Graham Curtin has expertise in advising institutional and individual clients with respect to all stages of the life cycle of a business, from its initial formation and organization to its final disposition, whether through a public offering, sale, or transition to the next generation of leadership. We provide advice with respect to the choice of business entity, including the comparative analysis of corporations, “S” corporations, limited liability companies, limited and general partnerships, and limited liability partnerships. We assist clients in forming new entities for start-up businesses, mergers and acquisitions, single purpose investments, subsidiaries for existing entities, and joint ventures. In that connection, we provide advice regarding entity formation documentation, such as certificates of incorporation, certificates of formation, certificates of limited partnership, bylaws, operating agreements, partnership agreements, organizational meeting minutes, stock certificates and subscription agreements.
- We provide advice with respect to the rights and responsibilities among the participants in business entities, representing both individuals and entities in the drafting, review and negotiation of shareholders’ agreements, limited liability company operating agreements and partnership agreements. These agreements routinely address restrictions on transfer of stock or ownership interests, buy/sell rights and obligations, management duties and authority, voting rights, rights of first refusal or first offer, tag-along and bring-along rights, and restrictions on competing activities by owners and management. We have experience in drafting these agreements to effect succession planning objectives in closely-held and family-owned businesses and incorporating different classes and forms of equity, such as preferred and incentive equity, into the entity’s capital structure.

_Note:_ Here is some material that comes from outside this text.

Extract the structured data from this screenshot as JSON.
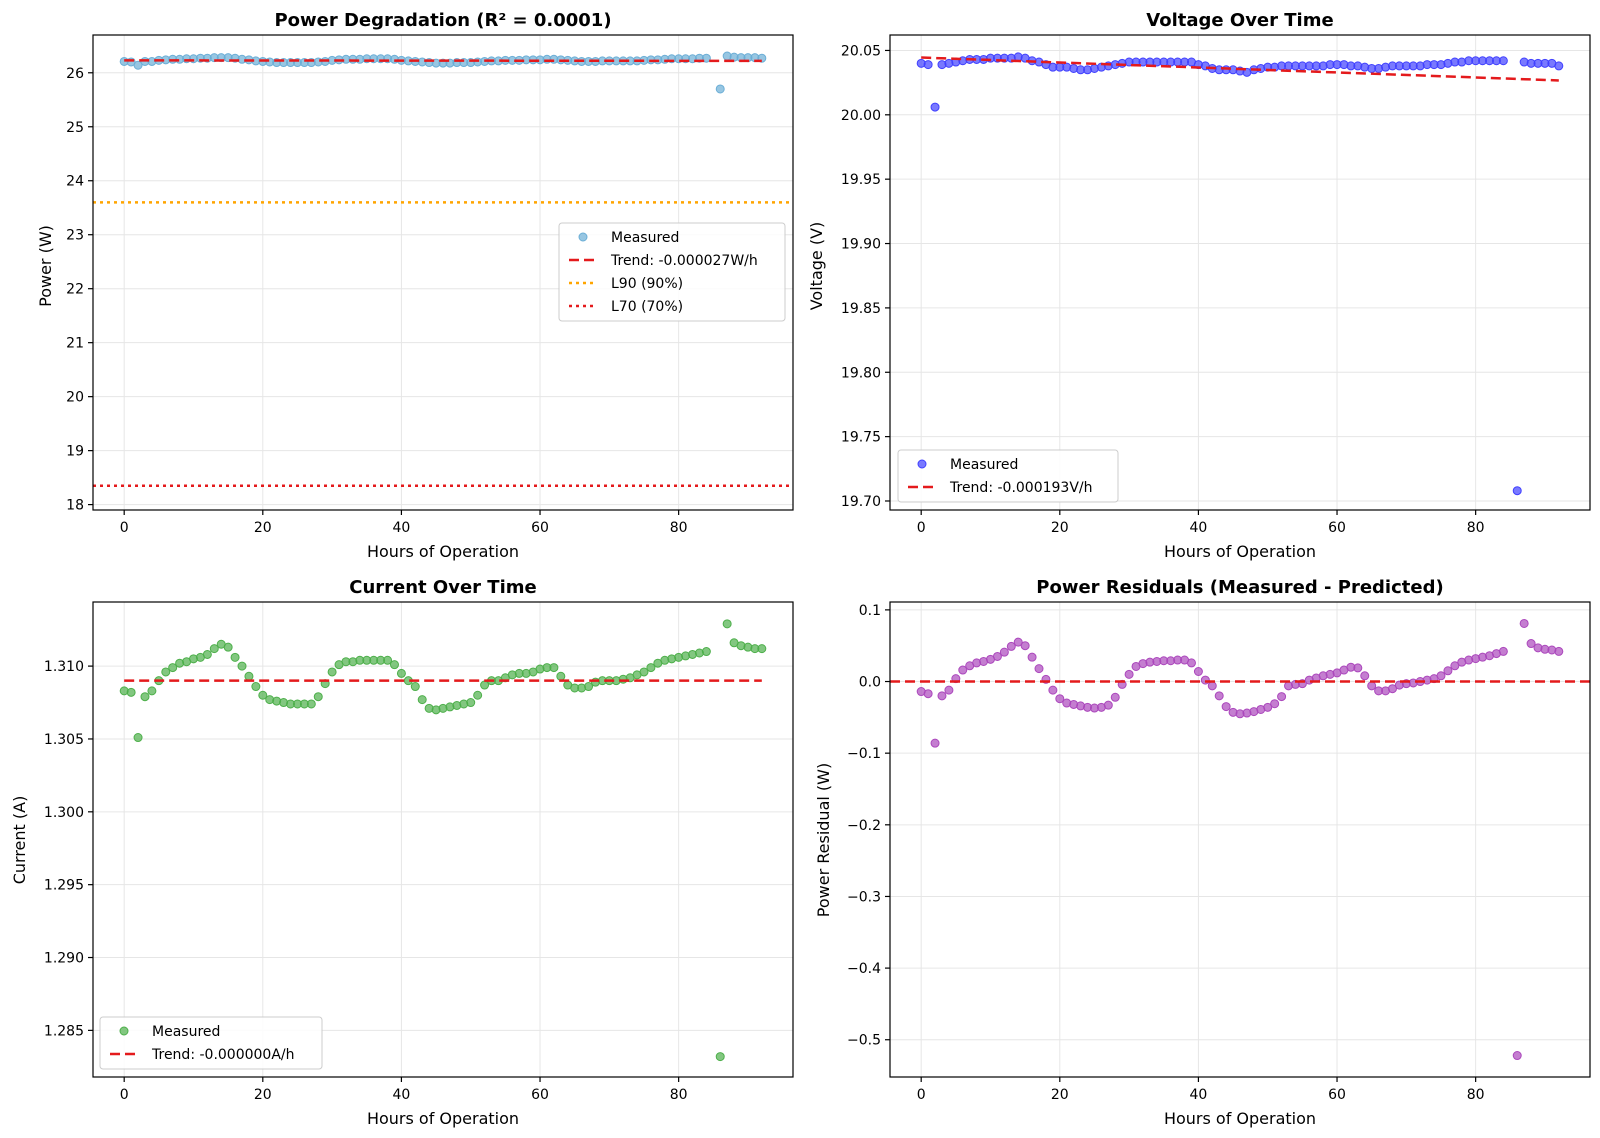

- We advise corporations and their officers and directors on corporate governance and fiduciary duties, including the scope of director and officer authority, the standards of care applicable to the consideration of corporate transactions and consent required to approve such transactions, and officer and director indemnification.
- We represent employers and executives in the negotiation of employment agreements, non-competition agreements, confidentiality agreements, severance agreements and change-in-control agreements. Our attorneys have experience defining an executive’s compensation (salary, bonuses and equity compensation), benefits, job duties, and post-termination restrictive covenants. We also have experience drafting and reviewing stock option plans and non-qualified deferred compensation plans for executives. In connection with the severance of employment (both voluntary and involuntary), our attorneys have assisted both employers and executives in the negotiation of severance terms, including the continuation of compensation and benefits, the exercise of stock options, potential claims against the employer, and mutual releases of the employer and the executive.
- We counsel our clients regarding the business and tax issues related to corporations (both “C” and “S” corporations), partnerships and limited liability companies. Our attorneys also have significant experience in structuring, documenting and providing tax advice with respect to domestic and international joint ventures, joint development agreements and other strategic alliances.